United States of America, Appellee, v. Donte Michael Crestwell, Appellant, 18 F.3d 953 (D.C. Cir. 1994)Annotate this Case
Appeal from the United States District Court for the District of Columbia, Crim. No. 92-291; Thomas F. Hogan, District Judge.
Before: WALD, HENDERSON and RANDOLPH, Circuit Judges.

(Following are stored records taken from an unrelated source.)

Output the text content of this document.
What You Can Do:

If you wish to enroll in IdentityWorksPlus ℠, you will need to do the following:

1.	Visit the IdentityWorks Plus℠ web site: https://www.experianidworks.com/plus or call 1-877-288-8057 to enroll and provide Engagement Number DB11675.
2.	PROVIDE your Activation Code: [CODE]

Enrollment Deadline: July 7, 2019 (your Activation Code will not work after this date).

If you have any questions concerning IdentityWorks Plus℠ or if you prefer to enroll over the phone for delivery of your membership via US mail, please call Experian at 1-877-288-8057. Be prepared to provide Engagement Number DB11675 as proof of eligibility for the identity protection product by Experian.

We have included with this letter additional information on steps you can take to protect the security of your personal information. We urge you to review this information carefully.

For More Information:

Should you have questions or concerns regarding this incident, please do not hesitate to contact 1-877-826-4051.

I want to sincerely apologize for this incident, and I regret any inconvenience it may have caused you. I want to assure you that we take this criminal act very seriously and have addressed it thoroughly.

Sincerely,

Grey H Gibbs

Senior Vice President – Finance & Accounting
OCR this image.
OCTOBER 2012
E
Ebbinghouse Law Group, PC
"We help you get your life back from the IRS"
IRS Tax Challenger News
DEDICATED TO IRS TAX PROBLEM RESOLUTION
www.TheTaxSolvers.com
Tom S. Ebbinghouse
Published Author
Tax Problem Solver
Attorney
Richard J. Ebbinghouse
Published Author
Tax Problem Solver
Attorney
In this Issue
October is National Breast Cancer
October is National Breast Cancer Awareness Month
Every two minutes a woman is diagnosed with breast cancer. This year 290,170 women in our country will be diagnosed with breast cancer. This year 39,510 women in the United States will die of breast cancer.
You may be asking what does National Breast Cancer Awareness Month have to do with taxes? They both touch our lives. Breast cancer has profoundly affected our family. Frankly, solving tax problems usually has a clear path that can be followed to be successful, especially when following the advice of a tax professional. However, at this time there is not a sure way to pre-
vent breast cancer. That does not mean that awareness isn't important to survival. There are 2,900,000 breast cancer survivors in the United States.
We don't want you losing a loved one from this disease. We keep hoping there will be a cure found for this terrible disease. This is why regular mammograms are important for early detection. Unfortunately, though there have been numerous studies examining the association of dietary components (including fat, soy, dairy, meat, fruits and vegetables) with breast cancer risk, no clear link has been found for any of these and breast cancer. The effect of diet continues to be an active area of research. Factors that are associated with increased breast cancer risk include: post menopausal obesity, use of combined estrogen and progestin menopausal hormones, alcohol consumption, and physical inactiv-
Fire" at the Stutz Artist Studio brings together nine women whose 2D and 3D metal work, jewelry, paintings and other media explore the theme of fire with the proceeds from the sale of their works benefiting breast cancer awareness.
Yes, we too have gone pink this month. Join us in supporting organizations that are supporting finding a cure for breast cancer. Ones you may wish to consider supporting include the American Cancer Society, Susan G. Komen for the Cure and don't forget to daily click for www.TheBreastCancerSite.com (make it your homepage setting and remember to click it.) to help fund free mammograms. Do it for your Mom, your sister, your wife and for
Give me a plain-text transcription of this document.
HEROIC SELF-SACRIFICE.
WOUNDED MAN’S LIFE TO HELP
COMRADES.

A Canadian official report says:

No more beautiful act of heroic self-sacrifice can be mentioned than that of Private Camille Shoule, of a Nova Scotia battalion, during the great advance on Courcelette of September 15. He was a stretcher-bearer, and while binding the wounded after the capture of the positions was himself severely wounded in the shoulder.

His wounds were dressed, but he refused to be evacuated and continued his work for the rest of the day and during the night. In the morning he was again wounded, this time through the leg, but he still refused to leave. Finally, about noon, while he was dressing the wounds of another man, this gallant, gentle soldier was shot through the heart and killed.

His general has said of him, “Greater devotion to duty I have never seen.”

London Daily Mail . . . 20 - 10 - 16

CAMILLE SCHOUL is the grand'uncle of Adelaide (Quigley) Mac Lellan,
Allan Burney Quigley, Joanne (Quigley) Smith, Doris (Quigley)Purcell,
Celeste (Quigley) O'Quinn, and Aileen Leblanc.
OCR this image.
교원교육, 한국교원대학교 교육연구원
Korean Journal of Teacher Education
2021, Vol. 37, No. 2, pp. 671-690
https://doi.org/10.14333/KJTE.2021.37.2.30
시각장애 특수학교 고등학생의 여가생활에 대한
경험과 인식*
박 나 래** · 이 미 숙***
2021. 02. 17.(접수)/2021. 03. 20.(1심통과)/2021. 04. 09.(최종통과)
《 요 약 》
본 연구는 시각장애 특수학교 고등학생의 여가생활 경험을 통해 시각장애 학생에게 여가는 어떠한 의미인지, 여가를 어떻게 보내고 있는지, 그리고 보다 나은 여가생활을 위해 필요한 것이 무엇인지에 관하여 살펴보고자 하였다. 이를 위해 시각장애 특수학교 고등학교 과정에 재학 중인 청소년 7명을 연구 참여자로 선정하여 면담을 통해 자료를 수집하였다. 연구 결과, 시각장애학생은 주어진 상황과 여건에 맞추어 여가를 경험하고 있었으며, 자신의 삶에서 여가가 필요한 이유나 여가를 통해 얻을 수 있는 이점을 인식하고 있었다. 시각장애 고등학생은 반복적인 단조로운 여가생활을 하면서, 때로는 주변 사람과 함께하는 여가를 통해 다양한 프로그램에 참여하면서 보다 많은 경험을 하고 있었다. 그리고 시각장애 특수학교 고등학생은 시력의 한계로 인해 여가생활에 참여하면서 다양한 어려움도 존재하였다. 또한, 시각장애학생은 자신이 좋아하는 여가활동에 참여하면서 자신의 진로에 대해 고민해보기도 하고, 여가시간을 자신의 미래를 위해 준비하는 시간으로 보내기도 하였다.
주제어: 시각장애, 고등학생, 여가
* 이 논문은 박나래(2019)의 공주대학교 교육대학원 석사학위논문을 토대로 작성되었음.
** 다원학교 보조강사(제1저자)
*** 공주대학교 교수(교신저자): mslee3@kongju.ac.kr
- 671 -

This case was considered on the record on appeal from the United States District Court for the District of Columbia and on the briefs filed by the parties. See D.C. Cir. Rule 34(j). The court has determined that the issues presented occasion no need for a published opinion. See D.C. Cir. Rule 36(b). On consideration thereof, it is
ORDERED and ADJUDGED that the district court's denial of Crestwell's motion to suppress physical evidence be affirmed. The police officers seized Crestwell for fourth amendment purposes when they told him to get out of the car in which he was sitting. See Florida v. Bostick, 111 S. Ct. 2382, 2389 (1991). This seizure did not violate Crestwell's fourth amendment rights, however, because the officers had reasonable suspicion to believe that he was engaged in criminal activity. See Terry v. Ohio, 392 U.S. 1, 21 (1968). Furthermore, the officers were justified in frisking Crestwell because they reasonably believed that he was armed and dangerous. Id. at 27. After Crestwell got out of the car, he defied the officers' commands to put his hands on the car and instead repeatedly attempted to reach into his pockets. Under these circumstances, the officers' belief that their safety was in danger was warranted. Once the officers properly feared for their safety, their retrieval of the drugs from Crestwell's front pocket was justified by the "plain-touch" doctrine. See Minnesota v. Dickerson, 113 S. Ct. 2130, 2136-38 (1993). Accordingly, the district court correctly denied Crestwell's motion to suppress.
The clerk is directed to withhold issuance of the mandate herein until seven days after disposition of any timely petition for rehearing. See D.C. Cir. Rule 41(a) (1).